October 31 to December 16, 2012
Opening: Tuesday October 30, 7:30pm
Artist Talk: Allan Sekula
October 25, 7pm ECU Theatre (SB 301)
Emily Carr Unversity of Art and Design
1399 Johnston Street
Vancouver, BC V6H 3R9
Hours: Monday–Friday 12–5pm, Saturday & Sunday 10–5 pm
Admission is free
T 604 844 3809
The Voyage, or Three Years at Sea Part IV is the latest installment in a multi-exhibition series about our relationship to the sea. Part IV looks at the business and politics of shipping and features the work of three internationally renowned artists—Stan Douglas, Uriel Orlow and Allan Sekula.

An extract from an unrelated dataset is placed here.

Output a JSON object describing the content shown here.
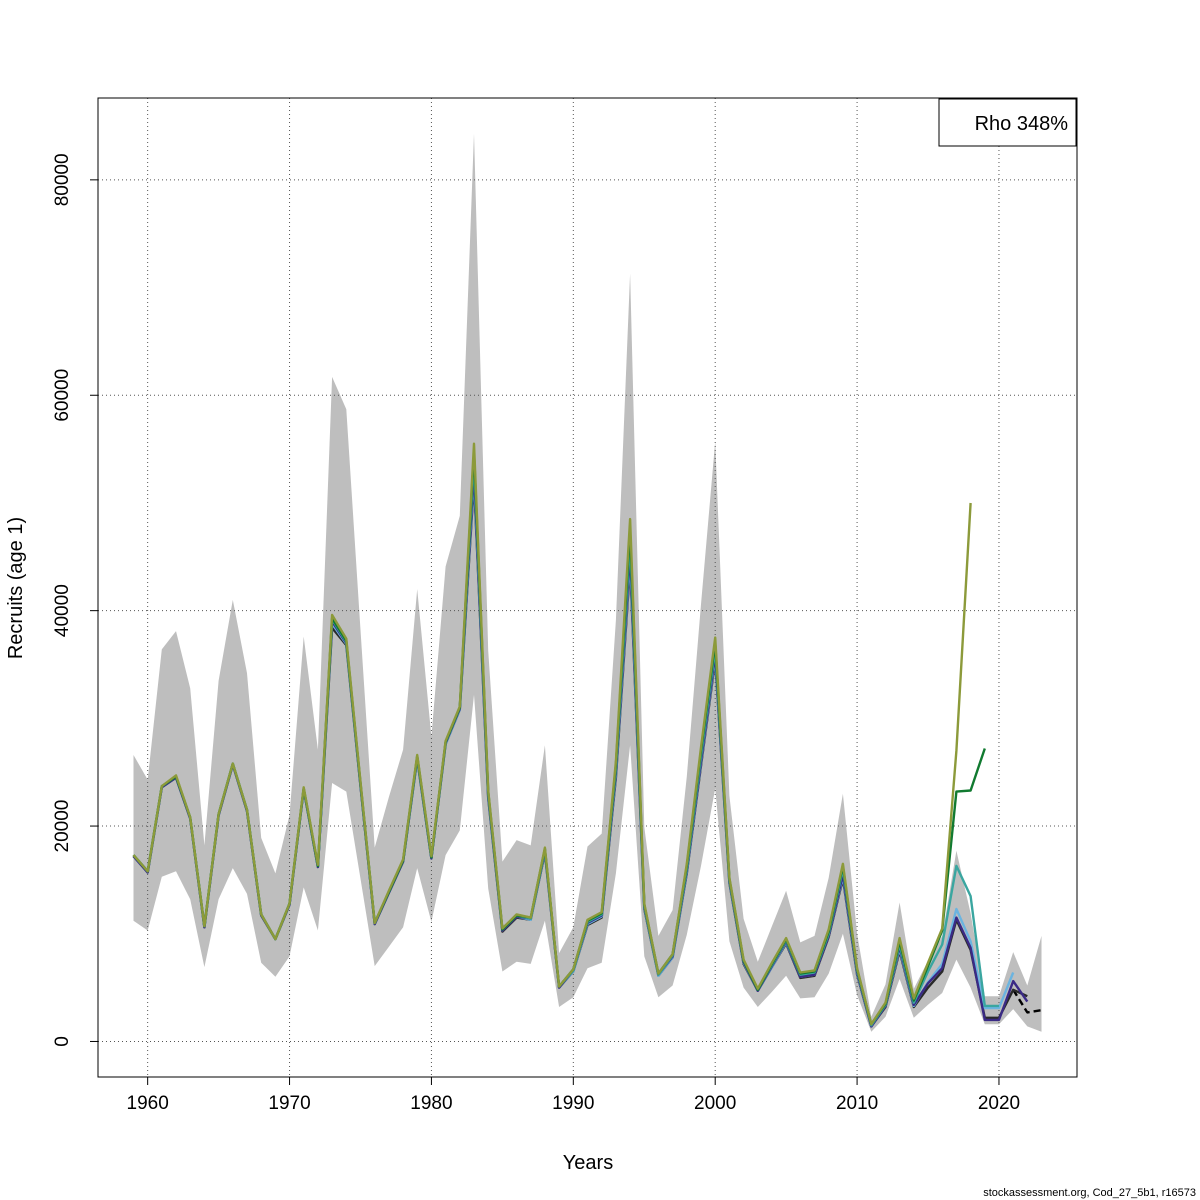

In Journey into Fear, Stan Douglas conflates Herman Melville’s The Confidence Man with two film versions of Eric Ambler’s espionage novel Journey Into Fear. Each film version, one from 1942 and the other from 1975, were adapted to suit the political intrigues of their day. Douglas’s version is open ended and fraught with uncertainty which is heightened through his use of looping and repetition.
In 1967, 14 cargo vessels were caught in the Suez Canal at the outbreak of the Six Day War and were unable to leave until the canal was re-opened eight years later. During that time the multinational crews that were required to stay with the ships formed a community; their story is the subject of Swiss artist Uriel Orlow’s project The Short and Long of It.
Allan Sekula is one of the leading contemporary artists working with the subject of shipping and late capitalism. From his seminal work Fish Story to his latest film The Forgotten Space made with Noel Burch, Sekula has investigated the impact of globalization on the workers that make a living from the sea and on the sea itself. For the exhibition at the Charles H. Scott Gallery, Sekula will present The Forgotten Space along with a version of his large project Ship of Fools.
In tandem with the exhibition at the Charles H. Scott Gallery, a component of the exhibition will take place at the Vancouver Maritime Museum.
Allan Sekula will give a public talk on his work that is being co-sponsored with Simon Fraser University and the Contemporary Art Society on October 25th at 7pm.